Ben picture Ben · Apr 26, 2011 · Viewed 13.2k times · Source

I'm quite new to C# so please bear with me. I'm a bit confused with the thread safety. When is something thread safe and when something isn't?

Is reading (just reading from something that was initialized before) from a field always thread safe?

//EXAMPLE
RSACryptoServiceProvider rsa = new RSACrytoServiceProvider();
rsa.FromXmlString(xmlString);  
//Is this thread safe if xml String is predifined 
//and this code can be called from multiple threads?

Is accessing an object from an array or list always thread safe (in case you use a for loop for enumeration)?

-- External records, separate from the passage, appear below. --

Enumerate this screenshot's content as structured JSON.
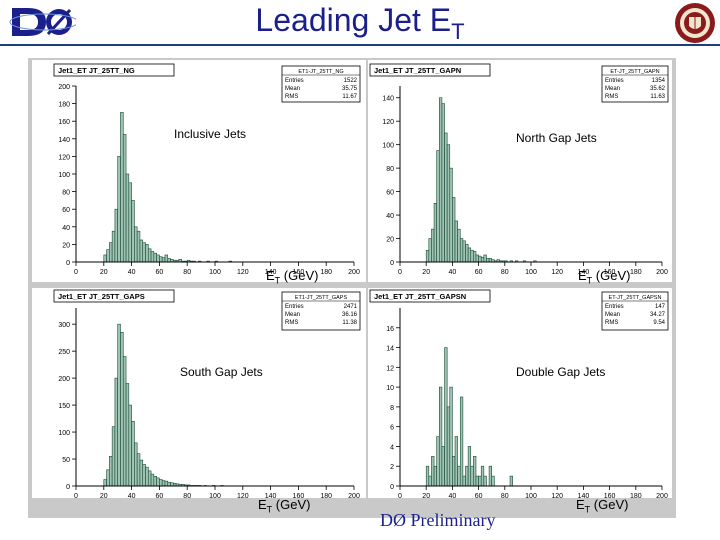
{
  "page": {
    "title_main": "Leading Jet E",
    "title_sub": "T",
    "logo_text": "DØ",
    "preliminary": "DØ Preliminary",
    "xlabel_main": "E",
    "xlabel_sub": "T",
    "xlabel_unit": " (GeV)"
  },
  "chart_data": [
    {
      "type": "bar",
      "hist_title": "Jet1_ET JT_25TT_NG",
      "panel_label": "Inclusive Jets",
      "stats": {
        "name": "ET1-JT_25TT_NG",
        "entries": "1522",
        "mean": "35.75",
        "rms": "11.67"
      },
      "xlim": [
        0,
        200
      ],
      "ylim": [
        0,
        200
      ],
      "yticks": [
        0,
        20,
        40,
        60,
        80,
        100,
        120,
        140,
        160,
        180,
        200
      ],
      "xticks": [
        0,
        20,
        40,
        60,
        80,
        100,
        120,
        140,
        160,
        180,
        200
      ],
      "bin_width": 2,
      "bin_start": 20,
      "values": [
        8,
        14,
        22,
        35,
        60,
        120,
        170,
        145,
        100,
        90,
        70,
        40,
        35,
        25,
        22,
        20,
        15,
        12,
        10,
        8,
        6,
        5,
        8,
        4,
        3,
        2,
        2,
        3,
        1,
        1,
        2,
        1,
        1,
        0,
        1,
        0,
        0,
        1,
        0,
        0,
        1,
        0,
        0,
        0,
        0,
        1
      ]
    },
    {
      "type": "bar",
      "hist_title": "Jet1_ET JT_25TT_GAPN",
      "panel_label": "North Gap Jets",
      "stats": {
        "name": "ET-JT_25TT_GAPN",
        "entries": "1354",
        "mean": "35.62",
        "rms": "11.63"
      },
      "xlim": [
        0,
        200
      ],
      "ylim": [
        0,
        150
      ],
      "yticks": [
        0,
        20,
        40,
        60,
        80,
        100,
        120,
        140
      ],
      "xticks": [
        0,
        20,
        40,
        60,
        80,
        100,
        120,
        140,
        160,
        180,
        200
      ],
      "bin_width": 2,
      "bin_start": 20,
      "values": [
        10,
        20,
        28,
        50,
        95,
        140,
        135,
        110,
        100,
        80,
        55,
        35,
        28,
        20,
        18,
        15,
        12,
        10,
        9,
        6,
        5,
        4,
        6,
        3,
        3,
        2,
        1,
        2,
        1,
        1,
        1,
        0,
        1,
        0,
        1,
        0,
        0,
        1,
        0,
        0,
        0,
        1
      ]
    },
    {
      "type": "bar",
      "hist_title": "Jet1_ET JT_25TT_GAPS",
      "panel_label": "South Gap Jets",
      "stats": {
        "name": "ET1-JT_25TT_GAPS",
        "entries": "2471",
        "mean": "36.16",
        "rms": "11.38"
      },
      "xlim": [
        0,
        200
      ],
      "ylim": [
        0,
        330
      ],
      "yticks": [
        0,
        50,
        100,
        150,
        200,
        250,
        300
      ],
      "xticks": [
        0,
        20,
        40,
        60,
        80,
        100,
        120,
        140,
        160,
        180,
        200
      ],
      "bin_width": 2,
      "bin_start": 20,
      "values": [
        12,
        30,
        55,
        110,
        200,
        300,
        285,
        240,
        190,
        150,
        120,
        80,
        60,
        48,
        40,
        35,
        28,
        22,
        18,
        15,
        12,
        10,
        9,
        7,
        6,
        5,
        4,
        3,
        3,
        2,
        2,
        1,
        1,
        1,
        1,
        0,
        1,
        0,
        0,
        1,
        0,
        0,
        1
      ]
    },
    {
      "type": "bar",
      "hist_title": "Jet1_ET JT_25TT_GAPSN",
      "panel_label": "Double Gap Jets",
      "stats": {
        "name": "ET-JT_25TT_GAPSN",
        "entries": "147",
        "mean": "34.27",
        "rms": "9.54"
      },
      "xlim": [
        0,
        200
      ],
      "ylim": [
        0,
        18
      ],
      "yticks": [
        0,
        2,
        4,
        6,
        8,
        10,
        12,
        14,
        16
      ],
      "xticks": [
        0,
        20,
        40,
        60,
        80,
        100,
        120,
        140,
        160,
        180,
        200
      ],
      "bin_width": 2,
      "bin_start": 20,
      "values": [
        2,
        1,
        3,
        2,
        5,
        10,
        4,
        14,
        8,
        10,
        3,
        5,
        2,
        9,
        1,
        2,
        4,
        2,
        3,
        1,
        1,
        2,
        1,
        0,
        2,
        1,
        0,
        0,
        0,
        0,
        0,
        0,
        1
      ]
    }
  ]
}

//EXAMPLE (a is local to thread, array and list are global)
int a = 0;
for(int i=0; i<10; i++)
{
  a += array[i];
  a -= list.ElementAt(i);
}

Is enumeration always/ever thread safe?

//EXAMPLE
foreach(Object o in list)
{
   //do something with o
 }

Can writing and reading to a particular field ever result in a corrupted read (half of the field is changed and half is still unchanged) ?

Thank you for all your answers and time.

EDIT: I meant if all threads are only reading & using (not writing or changing) object. (except for the last question where it is obvious that I meant if threads both read and write). Because I do not know if plain access or enumeration is thread safe.

Answer

Lou Franco picture Lou Franco · Apr 26, 2011

It's different for different cases, but in general, reading is safe if all threads are reading. If any are writing, neither reading or writing is safe unless it can be done atomically (inside a synchronized block or with an atomic type).

It isn't definite that reading is ok -- you never know what is happening under the hoods -- for example, a getter might need to initialize data on first usage (therefore writing to local fields).

For Strings, you are in luck -- they are immutable, so all you can do is read them. With other types, you will have to take precautions against them changing in other threads while you are reading them.